Why track time-taken?

It helps detect latency regressions even when status code is 200.

Intermediate

How do you distinguish app error vs platform error?

Correlate IIS status triad with Event Viewer and FREB module trace. Platform errors often show WAS/ANCM events and specific substatus patterns.

What does 500.19 mean?

Configuration data is invalid/unreadable; often malformed web.config, locked section, or permission issue.

How do you monitor app pool health?

Track recycle frequency, stopped/disabled pools, worker process crashes, and queue length counters.

How do you reduce logging overhead?

Log only required fields, sample debug traces, and scope FREB to specific codes/time windows.

How do you correlate across layers?

Use timestamps + request IDs where available to tie IIS log entries, app logs, and infrastructure metrics.

Scenario-based

5xx spike after deployment. First 10 minutes plan?

Freeze rollout, inspect latest IIS logs and Event IDs, compare with previous release, rollback if customer impact persists.

Disk fills due to logs. What then?

Archive/compress old logs, move path to larger volume, set retention and alerts for free space thresholds.

Intermittent 401.3 seen only on one node in farm?

Likely NTFS ACL drift on that node. Compare ACL baseline and app pool identity permissions across nodes.

503 only at peak hour?

Check queue length, worker CPU/thread saturation, and backend latency. Scale out and remove blocking calls.
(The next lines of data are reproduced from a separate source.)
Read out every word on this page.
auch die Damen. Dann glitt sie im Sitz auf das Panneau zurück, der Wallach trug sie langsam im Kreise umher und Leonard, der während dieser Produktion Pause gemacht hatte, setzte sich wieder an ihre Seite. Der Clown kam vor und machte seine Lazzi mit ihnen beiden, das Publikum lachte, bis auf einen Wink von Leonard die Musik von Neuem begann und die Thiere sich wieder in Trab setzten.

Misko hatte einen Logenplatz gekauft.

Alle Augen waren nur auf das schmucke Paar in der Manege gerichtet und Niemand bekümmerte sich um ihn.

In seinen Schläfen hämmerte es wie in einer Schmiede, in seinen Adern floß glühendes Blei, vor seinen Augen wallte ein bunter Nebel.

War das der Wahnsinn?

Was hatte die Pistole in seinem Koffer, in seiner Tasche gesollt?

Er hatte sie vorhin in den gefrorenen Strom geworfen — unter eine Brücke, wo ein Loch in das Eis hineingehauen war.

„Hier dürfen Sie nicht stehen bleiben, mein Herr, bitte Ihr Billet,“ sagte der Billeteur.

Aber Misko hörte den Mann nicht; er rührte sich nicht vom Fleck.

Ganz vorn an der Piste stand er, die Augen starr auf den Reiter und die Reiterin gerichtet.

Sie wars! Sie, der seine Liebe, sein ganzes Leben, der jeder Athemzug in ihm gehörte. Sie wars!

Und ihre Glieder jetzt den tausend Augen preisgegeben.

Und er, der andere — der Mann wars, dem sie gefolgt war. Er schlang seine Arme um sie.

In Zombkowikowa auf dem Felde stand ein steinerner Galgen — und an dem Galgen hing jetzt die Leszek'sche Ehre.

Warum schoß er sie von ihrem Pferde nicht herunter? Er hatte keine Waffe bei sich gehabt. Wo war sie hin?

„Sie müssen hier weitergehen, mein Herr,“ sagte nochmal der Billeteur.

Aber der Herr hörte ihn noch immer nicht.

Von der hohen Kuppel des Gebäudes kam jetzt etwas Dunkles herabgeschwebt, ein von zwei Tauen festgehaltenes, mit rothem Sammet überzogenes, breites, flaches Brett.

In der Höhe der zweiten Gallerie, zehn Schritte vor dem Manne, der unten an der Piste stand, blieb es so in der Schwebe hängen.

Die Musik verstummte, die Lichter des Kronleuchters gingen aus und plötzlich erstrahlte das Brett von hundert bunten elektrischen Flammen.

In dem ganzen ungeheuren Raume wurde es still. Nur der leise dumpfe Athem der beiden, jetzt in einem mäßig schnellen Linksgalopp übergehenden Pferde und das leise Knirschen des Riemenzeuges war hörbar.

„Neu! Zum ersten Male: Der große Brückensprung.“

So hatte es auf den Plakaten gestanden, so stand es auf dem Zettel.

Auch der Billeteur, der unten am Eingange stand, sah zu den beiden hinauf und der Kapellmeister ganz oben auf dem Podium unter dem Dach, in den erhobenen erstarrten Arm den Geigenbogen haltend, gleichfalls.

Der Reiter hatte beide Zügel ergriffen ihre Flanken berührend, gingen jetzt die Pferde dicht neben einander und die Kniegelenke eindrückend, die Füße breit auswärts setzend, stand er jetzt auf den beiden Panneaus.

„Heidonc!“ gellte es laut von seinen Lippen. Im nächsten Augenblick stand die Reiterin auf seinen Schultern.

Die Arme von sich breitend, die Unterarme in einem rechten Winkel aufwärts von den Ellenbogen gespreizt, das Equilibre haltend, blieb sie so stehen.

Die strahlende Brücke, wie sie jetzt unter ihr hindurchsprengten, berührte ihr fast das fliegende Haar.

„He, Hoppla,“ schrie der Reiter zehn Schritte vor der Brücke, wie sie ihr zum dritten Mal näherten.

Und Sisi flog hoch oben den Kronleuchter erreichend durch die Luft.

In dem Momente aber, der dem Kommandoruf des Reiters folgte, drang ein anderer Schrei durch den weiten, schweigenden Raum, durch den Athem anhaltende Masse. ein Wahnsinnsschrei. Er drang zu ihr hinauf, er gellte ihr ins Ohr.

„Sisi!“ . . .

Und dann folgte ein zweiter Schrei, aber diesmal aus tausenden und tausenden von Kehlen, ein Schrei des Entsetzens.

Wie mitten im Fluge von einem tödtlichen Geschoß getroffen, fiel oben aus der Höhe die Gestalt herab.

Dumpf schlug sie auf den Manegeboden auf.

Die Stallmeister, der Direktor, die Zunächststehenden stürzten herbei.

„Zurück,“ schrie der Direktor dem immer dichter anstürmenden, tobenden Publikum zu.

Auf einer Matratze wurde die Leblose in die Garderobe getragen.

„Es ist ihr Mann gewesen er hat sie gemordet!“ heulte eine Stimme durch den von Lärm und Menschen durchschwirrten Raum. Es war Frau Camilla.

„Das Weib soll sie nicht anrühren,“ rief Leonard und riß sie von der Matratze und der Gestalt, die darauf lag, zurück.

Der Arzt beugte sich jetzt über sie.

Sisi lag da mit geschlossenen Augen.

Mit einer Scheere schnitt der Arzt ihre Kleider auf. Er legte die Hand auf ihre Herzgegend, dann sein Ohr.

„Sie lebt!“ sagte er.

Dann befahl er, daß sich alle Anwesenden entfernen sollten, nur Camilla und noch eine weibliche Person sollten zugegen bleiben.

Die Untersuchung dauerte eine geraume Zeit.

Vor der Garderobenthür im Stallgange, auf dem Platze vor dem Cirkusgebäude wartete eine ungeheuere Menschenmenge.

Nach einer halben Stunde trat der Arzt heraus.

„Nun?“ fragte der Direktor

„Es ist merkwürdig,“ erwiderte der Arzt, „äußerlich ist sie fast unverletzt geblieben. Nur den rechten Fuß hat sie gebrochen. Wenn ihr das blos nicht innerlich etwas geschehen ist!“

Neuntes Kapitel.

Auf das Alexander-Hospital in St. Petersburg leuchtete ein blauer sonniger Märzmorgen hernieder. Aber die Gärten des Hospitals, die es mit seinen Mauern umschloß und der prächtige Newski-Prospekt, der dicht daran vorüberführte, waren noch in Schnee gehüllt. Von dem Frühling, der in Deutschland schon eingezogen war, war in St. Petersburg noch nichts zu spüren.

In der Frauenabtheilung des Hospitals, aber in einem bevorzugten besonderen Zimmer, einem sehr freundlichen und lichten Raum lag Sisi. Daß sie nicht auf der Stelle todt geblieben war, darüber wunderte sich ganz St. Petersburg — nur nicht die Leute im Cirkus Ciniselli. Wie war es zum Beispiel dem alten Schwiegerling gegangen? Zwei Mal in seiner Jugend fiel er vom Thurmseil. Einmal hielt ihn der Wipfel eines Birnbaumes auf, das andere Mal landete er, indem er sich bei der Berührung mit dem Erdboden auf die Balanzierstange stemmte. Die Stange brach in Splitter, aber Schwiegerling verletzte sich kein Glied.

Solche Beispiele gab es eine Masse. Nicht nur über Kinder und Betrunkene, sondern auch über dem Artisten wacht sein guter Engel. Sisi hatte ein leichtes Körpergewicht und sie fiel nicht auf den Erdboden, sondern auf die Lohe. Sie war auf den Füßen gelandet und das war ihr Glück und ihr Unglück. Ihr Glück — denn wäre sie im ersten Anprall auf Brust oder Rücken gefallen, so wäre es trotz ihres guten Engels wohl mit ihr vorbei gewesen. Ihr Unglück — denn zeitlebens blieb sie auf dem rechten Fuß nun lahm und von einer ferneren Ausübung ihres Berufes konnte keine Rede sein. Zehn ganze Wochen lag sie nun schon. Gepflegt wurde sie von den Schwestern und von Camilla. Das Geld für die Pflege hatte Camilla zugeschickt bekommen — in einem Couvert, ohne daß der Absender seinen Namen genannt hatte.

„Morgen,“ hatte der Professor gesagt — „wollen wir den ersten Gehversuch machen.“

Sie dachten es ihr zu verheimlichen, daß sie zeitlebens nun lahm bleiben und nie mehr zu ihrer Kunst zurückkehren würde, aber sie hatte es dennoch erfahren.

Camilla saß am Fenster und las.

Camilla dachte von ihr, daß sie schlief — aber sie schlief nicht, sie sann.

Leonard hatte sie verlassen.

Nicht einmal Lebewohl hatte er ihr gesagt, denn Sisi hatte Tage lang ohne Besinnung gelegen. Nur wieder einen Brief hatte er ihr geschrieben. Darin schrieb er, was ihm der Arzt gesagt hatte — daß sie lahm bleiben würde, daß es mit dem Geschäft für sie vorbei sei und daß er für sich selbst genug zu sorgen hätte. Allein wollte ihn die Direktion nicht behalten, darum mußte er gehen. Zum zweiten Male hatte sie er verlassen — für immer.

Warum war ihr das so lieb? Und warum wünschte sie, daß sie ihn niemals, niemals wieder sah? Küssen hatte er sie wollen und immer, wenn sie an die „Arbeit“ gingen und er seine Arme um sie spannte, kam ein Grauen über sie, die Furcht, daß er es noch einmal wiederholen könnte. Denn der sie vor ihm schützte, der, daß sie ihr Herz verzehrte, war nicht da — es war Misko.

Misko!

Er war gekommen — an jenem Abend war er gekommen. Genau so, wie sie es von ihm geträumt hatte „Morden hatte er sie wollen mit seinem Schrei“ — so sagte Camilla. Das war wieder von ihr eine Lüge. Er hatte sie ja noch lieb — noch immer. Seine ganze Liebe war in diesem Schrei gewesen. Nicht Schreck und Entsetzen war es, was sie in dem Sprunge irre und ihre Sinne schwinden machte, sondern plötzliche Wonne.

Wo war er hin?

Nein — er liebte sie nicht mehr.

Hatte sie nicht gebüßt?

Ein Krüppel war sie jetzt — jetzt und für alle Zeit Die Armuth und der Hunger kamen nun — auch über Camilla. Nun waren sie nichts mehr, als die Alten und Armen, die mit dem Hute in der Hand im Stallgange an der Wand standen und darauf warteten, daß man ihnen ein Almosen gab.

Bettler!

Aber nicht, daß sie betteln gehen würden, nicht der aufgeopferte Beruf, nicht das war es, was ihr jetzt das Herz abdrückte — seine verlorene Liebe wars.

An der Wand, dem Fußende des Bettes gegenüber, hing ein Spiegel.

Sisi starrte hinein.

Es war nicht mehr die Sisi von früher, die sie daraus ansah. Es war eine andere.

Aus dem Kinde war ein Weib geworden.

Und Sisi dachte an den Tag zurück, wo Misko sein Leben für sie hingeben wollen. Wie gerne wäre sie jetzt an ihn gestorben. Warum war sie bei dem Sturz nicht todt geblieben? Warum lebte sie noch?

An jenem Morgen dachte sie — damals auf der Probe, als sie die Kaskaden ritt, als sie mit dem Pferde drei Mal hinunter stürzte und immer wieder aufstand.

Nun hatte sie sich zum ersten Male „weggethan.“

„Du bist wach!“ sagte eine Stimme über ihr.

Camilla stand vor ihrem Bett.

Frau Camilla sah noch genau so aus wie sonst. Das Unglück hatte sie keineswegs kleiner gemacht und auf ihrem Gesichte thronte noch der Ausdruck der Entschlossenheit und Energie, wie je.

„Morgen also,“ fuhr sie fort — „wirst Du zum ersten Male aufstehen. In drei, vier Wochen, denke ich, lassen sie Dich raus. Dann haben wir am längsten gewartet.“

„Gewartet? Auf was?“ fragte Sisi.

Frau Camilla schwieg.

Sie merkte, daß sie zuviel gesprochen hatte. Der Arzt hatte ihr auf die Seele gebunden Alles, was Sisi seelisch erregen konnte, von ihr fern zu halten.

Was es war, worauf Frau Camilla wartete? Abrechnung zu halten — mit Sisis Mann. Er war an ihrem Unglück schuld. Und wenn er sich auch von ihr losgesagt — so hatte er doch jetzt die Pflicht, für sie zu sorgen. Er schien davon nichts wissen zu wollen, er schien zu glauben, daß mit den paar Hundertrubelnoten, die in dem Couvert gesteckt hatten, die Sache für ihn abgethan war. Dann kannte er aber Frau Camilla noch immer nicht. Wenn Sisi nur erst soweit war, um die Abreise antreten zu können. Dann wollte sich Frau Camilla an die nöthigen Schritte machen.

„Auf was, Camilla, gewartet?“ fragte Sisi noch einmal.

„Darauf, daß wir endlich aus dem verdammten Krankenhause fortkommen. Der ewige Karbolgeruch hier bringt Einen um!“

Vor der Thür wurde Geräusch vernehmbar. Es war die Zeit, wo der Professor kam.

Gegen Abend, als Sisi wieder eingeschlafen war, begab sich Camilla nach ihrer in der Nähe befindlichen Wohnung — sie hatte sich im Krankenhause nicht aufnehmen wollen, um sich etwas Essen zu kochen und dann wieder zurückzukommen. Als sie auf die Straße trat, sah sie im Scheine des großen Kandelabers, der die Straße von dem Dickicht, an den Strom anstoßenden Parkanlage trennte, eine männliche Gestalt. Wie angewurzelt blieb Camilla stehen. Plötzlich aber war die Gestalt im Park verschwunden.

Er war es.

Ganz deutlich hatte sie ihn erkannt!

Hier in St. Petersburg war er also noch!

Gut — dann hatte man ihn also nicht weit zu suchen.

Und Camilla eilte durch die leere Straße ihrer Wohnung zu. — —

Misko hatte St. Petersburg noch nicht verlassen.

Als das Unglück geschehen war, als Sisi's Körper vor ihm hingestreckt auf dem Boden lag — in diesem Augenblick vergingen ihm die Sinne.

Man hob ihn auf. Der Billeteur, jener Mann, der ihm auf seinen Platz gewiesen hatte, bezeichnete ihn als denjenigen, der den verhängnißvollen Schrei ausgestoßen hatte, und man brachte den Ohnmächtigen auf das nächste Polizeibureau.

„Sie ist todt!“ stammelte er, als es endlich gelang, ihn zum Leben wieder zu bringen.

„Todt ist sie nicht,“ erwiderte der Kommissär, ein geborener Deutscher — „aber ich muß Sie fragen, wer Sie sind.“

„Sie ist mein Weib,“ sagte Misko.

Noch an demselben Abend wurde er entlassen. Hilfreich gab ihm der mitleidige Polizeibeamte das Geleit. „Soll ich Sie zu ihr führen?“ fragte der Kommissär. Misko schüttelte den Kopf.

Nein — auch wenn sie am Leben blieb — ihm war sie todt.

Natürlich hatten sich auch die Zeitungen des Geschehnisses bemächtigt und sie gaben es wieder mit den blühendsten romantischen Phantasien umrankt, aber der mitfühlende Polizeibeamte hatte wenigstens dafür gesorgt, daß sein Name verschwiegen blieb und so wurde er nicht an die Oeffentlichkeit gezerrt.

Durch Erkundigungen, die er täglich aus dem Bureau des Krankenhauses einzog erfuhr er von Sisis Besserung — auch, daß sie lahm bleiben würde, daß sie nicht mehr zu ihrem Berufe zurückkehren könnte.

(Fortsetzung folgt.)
No app logs but users see errors.

Use IIS logs/FREB and platform events first; request may fail before app code executes.

🌐 Real-world Usage

Teams that can read IIS status triads and correlate logs/events resolve incidents faster and avoid blind restarts.

📝 Summary

IIS observability depends on W3C logs, FREB, Event Viewer, and core counters together. Treat error analysis as correlation, not guesswork.